Now, Wolverton is a little railway town on the edge of the sprawling mass that is Milton Keynes, so I know for a fact that people are familiar with how roundabouts work and thus know that one should never, ever stop in the middle of one, but - since all of that would take far too long to go into - I dash across as quickly as I can manage, hoping to minimise the inconvenience on everybody else.

Anonymous said...

Why do I feel sad and happy at the same time? Yes, these kind people may not realize your intention. I hope they do, for the sake of the children, who may not be aware of the danger the kind act may do to them.

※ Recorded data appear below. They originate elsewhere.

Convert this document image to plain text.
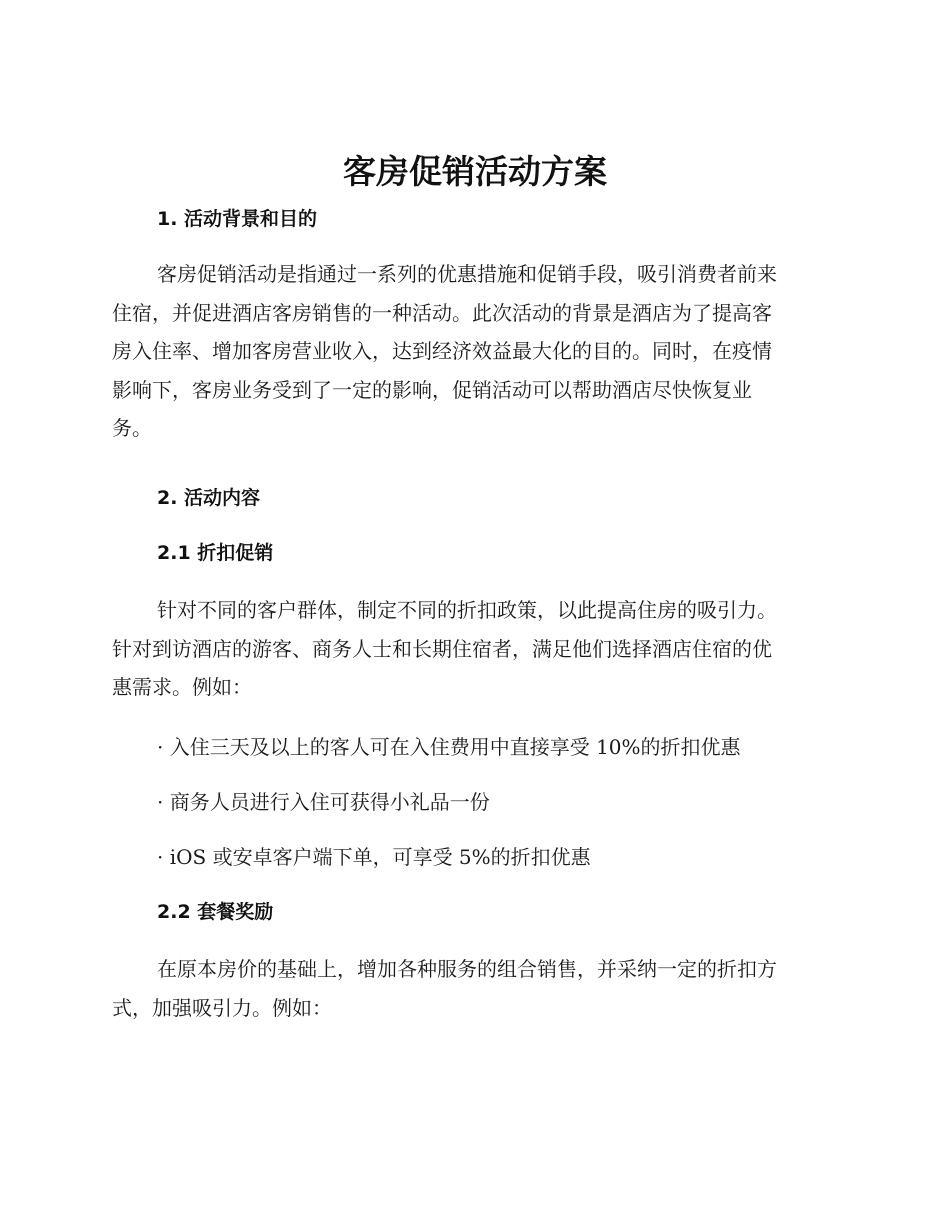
客房促销活动方案
1. 活动背景和目的
客房促销活动是指通过一系列的优惠措施和促销手段，吸引消费者前来
住宿，并促进酒店客房销售的一种活动。此次活动的背景是酒店为了提高客
房入住率、增加客房营业收入，达到经济效益最大化的目的。同时，在疫情
影响下，客房业务受到了一定的影响，促销活动可以帮助酒店尽快恢复业
务。
2. 活动内容
2.1 折扣促销
针对不同的客户群体，制定不同的折扣政策，以此提高住房的吸引力。
针对到访酒店的游客、商务人士和长期住宿者，满足他们选择酒店住宿的优
惠需求。例如：
· 入住三天及以上的客人可在入住费用中直接享受 10%的折扣优惠
· 商务人员进行入住可获得小礼品一份
· iOS 或安卓客户端下单，可享受 5%的折扣优惠
2.2 套餐奖励
在原本房价的基础上，增加各种服务的组合销售，并采纳一定的折扣方
式，加强吸引力。例如：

Excellent writing Ken, as usual, you were able to pique my interest. Keep sharing your superb thoughts with the world.

Jim Murdoch said...

We do not live in the world we once did. It wasn’t the greatest of worlds and we whinged about it endlessly because we couldn’t imagine it getting worse which only illustrates what poor imaginations we had and likely still have. Lack of imagination is definitely a form of protection. Civility used to be the norm. Not so much these days. If you’re nice to someone for no good (or at least no bleedingly obvious) reason people are sceptical: What’s your angle? What’s the catch? I do think it’s awful the way we second-guess things these days. Or at least feel we have to. The thing about kindness though is it’s not thought-through; it’s spontaneous mostly. That’s why the person in the car waved you on without realising it was a stupid thing to do. There was no time to come up with an angle; it was a gut reaction. And the sad thing—the really, really sad thing—is we’re sitting here analysing kindness when there was a time when, like poetry and truth, everyone knew what they were and didn’t have to think about it. And they knew what they were for! No one knows what the purpose of poetry or truth or kindness is anymore; they’re defunct. I’ve asked this question before but it’s worthwhile asking again: Do you think Winston Smith knew he was living in a dystopia? I would say not. I would say we are. I don’t know exactly when it happened or if it’s finished happening. But I do know there’s no going back to the please and thank yous of my childhood.

Ken Armstrong said...

I guess, to some extent at least, I am Winston Smith. I don't know that I am living in a dystopia. Things are bad, no doubt, but I would go that far and, in fairness, I was a bit concerned that you would. Despite everything, I seem to maintain a measure of optimism, even why there are few logical reasons why I should do so.

I'm still a real 'please and thank you' kind of a man... most of the time. I'm hoping there's enough of us left to make a difference in due course.